The main potential disadvantage is the time taken to underwrite the policy: because the policies provided via advice tend to be more comprehensive products, they can take longer to be assessed and approved by the underwriting department. It can be a small price to pay, though, for the guidance you receive.

Please note that these are a general explanation of the meaning of terms used in relation to life insurance.

Policy wording may use different terms and you should read the terms and conditions of the relevant policy to understand the inclusions and exclusions of that policy. You cannot rely on these terms to the part of any life insurance policy you may purchase.

Refer to the product disclosure statement (PDS).

Duty of disclosure: When you complete an insurance application, you are required to disclose everything you know about your health, occupation, sport activities or other lifestyle risks, and income. If you fail to comply, you may come unstuck at claim time when the insurer writes to your doctor or Medicare to obtain your health history.

Exclusion: The insurance company may exclude a hazardous sport or activity, which means you will not be covered if you become injured, sick, or die while doing that activity. Learn more about common exclusions.

Guaranteed future insurability: The option to increase your sum insured without having to provide health evidence or go through the underwriting process. Usually this option is available when you have certain life events defined in your policy, such as marriage, birth of a child, or increasing your mortgage.

Income protection insurance: Cover designed to replace 75% of your income when you cannot work due to a sickness or accident. Some policies also cover you if you can only work in a reduced capacity while you are recouping, such as part-time. Compare income protection.


Level premium: The premium is calculated and based on your age at the start of the policy. The premium may still increase along with inflation or for a certain occupation category, but not based on your age. Learn about the difference between stepped and level premiums.

Occupation category: Grouping together occupations with similar duties and risk levels.

Premium loading: An insurance company may charge higher premiums if you fall into a certain risk factor category, such as being overweight, smoking, or having high blood pressure.

Stepped premium: The premium is recalculated (and will usually increase) on each policy anniversary, based on your age at that time.
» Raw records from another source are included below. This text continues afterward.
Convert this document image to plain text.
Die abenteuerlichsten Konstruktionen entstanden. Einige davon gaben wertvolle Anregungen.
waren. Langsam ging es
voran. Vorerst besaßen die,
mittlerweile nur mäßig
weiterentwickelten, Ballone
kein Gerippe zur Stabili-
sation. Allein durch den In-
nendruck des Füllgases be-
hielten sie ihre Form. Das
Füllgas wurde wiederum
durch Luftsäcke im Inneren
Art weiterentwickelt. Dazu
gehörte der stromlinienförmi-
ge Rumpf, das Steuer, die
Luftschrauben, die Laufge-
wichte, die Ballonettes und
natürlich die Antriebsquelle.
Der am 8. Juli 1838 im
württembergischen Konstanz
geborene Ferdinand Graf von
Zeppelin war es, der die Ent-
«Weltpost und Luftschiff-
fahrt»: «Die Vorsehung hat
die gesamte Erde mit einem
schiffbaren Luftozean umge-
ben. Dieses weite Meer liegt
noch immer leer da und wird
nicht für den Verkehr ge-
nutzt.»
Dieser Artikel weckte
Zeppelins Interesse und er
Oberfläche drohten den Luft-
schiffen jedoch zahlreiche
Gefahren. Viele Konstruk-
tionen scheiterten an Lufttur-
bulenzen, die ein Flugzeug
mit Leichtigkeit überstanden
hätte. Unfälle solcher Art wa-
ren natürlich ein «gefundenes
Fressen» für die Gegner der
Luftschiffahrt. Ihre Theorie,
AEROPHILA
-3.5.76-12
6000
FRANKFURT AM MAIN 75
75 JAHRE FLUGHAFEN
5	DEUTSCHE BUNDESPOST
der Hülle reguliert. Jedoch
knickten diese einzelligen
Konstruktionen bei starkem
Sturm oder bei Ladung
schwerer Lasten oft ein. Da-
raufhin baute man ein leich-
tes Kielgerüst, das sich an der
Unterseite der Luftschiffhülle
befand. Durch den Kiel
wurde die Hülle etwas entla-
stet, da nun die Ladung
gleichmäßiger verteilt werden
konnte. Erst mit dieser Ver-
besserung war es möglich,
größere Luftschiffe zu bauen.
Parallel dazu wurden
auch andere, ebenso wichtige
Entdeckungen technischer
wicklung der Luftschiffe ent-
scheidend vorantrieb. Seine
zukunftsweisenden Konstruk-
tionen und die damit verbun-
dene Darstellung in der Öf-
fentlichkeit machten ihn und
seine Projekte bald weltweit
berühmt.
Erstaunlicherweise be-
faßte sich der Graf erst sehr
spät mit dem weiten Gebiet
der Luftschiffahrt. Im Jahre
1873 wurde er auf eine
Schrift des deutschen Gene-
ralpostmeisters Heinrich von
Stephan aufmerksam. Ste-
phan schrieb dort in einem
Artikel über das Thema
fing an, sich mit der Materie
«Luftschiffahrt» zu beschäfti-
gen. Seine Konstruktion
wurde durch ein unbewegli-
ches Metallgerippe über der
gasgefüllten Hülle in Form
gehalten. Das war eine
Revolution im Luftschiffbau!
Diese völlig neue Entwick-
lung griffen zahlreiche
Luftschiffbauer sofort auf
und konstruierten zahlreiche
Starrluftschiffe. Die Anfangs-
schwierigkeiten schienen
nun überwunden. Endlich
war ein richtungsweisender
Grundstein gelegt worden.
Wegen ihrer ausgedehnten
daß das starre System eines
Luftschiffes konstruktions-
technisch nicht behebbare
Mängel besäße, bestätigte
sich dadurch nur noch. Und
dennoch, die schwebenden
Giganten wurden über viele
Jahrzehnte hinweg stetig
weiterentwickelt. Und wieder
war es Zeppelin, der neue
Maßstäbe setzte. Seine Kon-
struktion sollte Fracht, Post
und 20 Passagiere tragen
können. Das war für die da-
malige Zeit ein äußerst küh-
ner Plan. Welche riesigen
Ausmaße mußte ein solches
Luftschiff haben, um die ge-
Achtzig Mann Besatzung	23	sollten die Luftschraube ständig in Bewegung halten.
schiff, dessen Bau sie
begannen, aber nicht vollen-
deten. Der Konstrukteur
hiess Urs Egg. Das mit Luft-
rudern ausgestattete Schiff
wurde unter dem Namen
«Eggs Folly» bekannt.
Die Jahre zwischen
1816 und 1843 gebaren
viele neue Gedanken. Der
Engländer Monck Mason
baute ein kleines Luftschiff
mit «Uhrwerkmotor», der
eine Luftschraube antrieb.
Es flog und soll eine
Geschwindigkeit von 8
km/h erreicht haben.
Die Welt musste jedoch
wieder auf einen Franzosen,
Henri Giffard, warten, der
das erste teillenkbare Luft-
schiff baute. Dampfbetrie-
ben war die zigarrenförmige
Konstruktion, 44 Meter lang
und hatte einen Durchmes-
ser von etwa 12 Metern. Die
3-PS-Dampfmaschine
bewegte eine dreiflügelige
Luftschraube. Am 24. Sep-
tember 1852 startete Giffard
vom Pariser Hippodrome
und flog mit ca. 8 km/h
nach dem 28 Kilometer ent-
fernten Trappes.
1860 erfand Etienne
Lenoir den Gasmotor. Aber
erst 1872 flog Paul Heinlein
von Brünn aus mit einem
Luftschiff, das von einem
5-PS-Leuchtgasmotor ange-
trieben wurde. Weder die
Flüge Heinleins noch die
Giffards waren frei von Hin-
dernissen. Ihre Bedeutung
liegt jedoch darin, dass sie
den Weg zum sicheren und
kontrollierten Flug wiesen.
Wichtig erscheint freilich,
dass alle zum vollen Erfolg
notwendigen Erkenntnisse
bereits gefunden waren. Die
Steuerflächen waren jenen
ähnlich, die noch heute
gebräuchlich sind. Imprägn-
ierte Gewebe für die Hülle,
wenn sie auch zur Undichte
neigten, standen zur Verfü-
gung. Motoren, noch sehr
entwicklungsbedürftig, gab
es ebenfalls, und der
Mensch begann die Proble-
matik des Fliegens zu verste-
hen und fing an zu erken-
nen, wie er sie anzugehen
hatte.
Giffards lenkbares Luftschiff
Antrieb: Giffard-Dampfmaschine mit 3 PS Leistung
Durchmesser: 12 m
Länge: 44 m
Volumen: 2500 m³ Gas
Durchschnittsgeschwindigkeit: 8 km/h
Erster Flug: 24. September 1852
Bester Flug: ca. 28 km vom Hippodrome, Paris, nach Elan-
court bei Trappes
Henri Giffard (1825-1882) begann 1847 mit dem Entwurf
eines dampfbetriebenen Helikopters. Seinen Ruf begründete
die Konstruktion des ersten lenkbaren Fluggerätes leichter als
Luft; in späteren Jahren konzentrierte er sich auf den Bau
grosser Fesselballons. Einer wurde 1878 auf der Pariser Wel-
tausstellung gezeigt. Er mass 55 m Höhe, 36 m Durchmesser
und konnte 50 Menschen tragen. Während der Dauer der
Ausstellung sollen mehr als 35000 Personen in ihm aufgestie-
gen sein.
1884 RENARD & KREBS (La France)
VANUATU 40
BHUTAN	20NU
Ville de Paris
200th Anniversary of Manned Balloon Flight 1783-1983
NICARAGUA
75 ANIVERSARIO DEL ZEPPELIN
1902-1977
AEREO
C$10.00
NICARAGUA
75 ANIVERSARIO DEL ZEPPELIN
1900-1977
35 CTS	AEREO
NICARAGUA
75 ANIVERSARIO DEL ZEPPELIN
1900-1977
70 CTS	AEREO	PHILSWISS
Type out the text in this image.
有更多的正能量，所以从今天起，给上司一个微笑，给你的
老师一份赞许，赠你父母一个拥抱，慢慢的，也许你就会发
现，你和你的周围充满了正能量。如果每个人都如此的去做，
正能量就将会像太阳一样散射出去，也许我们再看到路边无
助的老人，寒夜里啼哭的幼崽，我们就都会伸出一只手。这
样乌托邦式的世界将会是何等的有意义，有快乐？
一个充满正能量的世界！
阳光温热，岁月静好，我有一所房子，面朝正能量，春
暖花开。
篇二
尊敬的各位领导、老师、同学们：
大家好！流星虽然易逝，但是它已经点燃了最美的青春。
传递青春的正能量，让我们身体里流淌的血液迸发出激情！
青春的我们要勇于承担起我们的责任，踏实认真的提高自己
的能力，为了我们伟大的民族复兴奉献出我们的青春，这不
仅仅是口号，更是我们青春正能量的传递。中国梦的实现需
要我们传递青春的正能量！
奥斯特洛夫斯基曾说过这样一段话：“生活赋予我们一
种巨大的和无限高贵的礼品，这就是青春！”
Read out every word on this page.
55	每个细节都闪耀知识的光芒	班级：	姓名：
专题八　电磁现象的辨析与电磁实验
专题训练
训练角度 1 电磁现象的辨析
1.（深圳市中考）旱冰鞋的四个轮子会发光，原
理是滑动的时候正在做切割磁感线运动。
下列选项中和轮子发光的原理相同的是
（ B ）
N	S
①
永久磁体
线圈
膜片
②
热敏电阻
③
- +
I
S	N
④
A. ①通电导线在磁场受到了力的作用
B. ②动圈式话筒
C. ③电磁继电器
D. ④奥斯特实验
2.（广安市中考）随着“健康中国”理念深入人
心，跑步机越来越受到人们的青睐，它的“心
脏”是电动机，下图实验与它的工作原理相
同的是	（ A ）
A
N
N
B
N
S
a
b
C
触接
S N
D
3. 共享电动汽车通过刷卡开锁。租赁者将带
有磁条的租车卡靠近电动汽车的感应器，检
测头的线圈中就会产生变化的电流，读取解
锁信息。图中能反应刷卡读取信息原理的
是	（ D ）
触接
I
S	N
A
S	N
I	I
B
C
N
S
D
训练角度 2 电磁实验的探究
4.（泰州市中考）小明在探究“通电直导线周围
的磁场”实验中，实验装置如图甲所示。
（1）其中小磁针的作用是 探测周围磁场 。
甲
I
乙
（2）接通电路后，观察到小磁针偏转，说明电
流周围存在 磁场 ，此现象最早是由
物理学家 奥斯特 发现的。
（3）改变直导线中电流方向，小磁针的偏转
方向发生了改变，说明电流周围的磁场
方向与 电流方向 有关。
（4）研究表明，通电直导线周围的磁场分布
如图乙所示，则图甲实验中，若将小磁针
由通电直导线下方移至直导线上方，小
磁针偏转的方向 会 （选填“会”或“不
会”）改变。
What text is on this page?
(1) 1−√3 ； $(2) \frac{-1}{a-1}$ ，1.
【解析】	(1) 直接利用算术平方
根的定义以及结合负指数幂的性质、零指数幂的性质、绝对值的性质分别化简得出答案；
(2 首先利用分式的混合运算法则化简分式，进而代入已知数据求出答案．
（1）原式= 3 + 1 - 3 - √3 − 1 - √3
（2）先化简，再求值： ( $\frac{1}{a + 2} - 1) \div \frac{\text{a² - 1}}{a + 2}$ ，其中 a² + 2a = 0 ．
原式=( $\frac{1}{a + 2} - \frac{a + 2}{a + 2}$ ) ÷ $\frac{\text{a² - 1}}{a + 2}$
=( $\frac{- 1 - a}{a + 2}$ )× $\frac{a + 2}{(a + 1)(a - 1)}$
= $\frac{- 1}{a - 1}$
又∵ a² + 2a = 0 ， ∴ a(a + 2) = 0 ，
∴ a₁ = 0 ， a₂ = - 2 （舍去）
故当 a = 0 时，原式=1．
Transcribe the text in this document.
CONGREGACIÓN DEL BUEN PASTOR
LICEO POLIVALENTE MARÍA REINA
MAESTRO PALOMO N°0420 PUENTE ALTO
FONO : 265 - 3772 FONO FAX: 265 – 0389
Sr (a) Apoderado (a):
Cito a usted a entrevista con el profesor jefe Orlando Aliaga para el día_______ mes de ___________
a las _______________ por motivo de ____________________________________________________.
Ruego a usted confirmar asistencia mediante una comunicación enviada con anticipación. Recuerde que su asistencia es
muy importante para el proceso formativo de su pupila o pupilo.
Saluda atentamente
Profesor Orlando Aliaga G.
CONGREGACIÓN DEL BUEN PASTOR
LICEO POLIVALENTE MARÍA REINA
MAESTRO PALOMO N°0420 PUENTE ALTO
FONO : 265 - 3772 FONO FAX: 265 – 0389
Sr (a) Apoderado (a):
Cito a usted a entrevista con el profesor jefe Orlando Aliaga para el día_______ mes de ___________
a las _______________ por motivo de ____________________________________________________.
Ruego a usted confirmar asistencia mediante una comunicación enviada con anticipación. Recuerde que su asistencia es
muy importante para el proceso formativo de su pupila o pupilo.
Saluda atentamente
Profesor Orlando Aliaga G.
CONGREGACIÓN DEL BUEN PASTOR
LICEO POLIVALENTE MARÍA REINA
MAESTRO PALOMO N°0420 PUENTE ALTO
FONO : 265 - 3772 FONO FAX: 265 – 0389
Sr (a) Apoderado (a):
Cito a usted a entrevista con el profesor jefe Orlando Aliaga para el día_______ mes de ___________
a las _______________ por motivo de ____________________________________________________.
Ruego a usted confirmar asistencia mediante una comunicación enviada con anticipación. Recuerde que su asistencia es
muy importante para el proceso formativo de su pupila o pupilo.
Learn about the difference between stepped and level premiums.

Term life insurance (death cover): Term life insurance covers you if you die or are diagnosed with a terminal illness with less than 12 months to live. Be aware that some death cover within superannuation may not have a terminal illness benefit.

TPD any occupation: You are covered if you become disabled so that you are unable to work in any occupation. For example, a surgeon could become a GP and continue to work and earn an income, meaning they would not be eligible to claim on their TPD cover. Compare TPD insurance.

TPD own occupation: You are insured if you become disabled so that you are unable to work in your own current occupation. For example, if a surgeon could no longer do surgery, they would be eligible to claim on their TPD cover, and the insurance company could not make him become a GP instead. Compare TPD insurance.

Trauma cover (critical illness insurance): Cover for a lump sum payment if a defined health event happens to you, such as cancer, heart attack, or stroke. The majority of policies have an extensive list of conditions covered, so it’s worthwhile comparing your options, as they do slightly differ from policy to policy. Compare trauma insurance.

Waiting period: The number of days you must be off work before your income protection claim starts. Learn more about features of income protection insurance.

Underwriting: The process where the insurance company’s underwriter (the insurer’s insurance provider) assesses your application for insurance cover. They look at your health, occupation, sport activities or other lifestyle factors, and income. The underwriter may accept you as a standard cover (first class rate), offer you special terms for cover, or may reject you outright.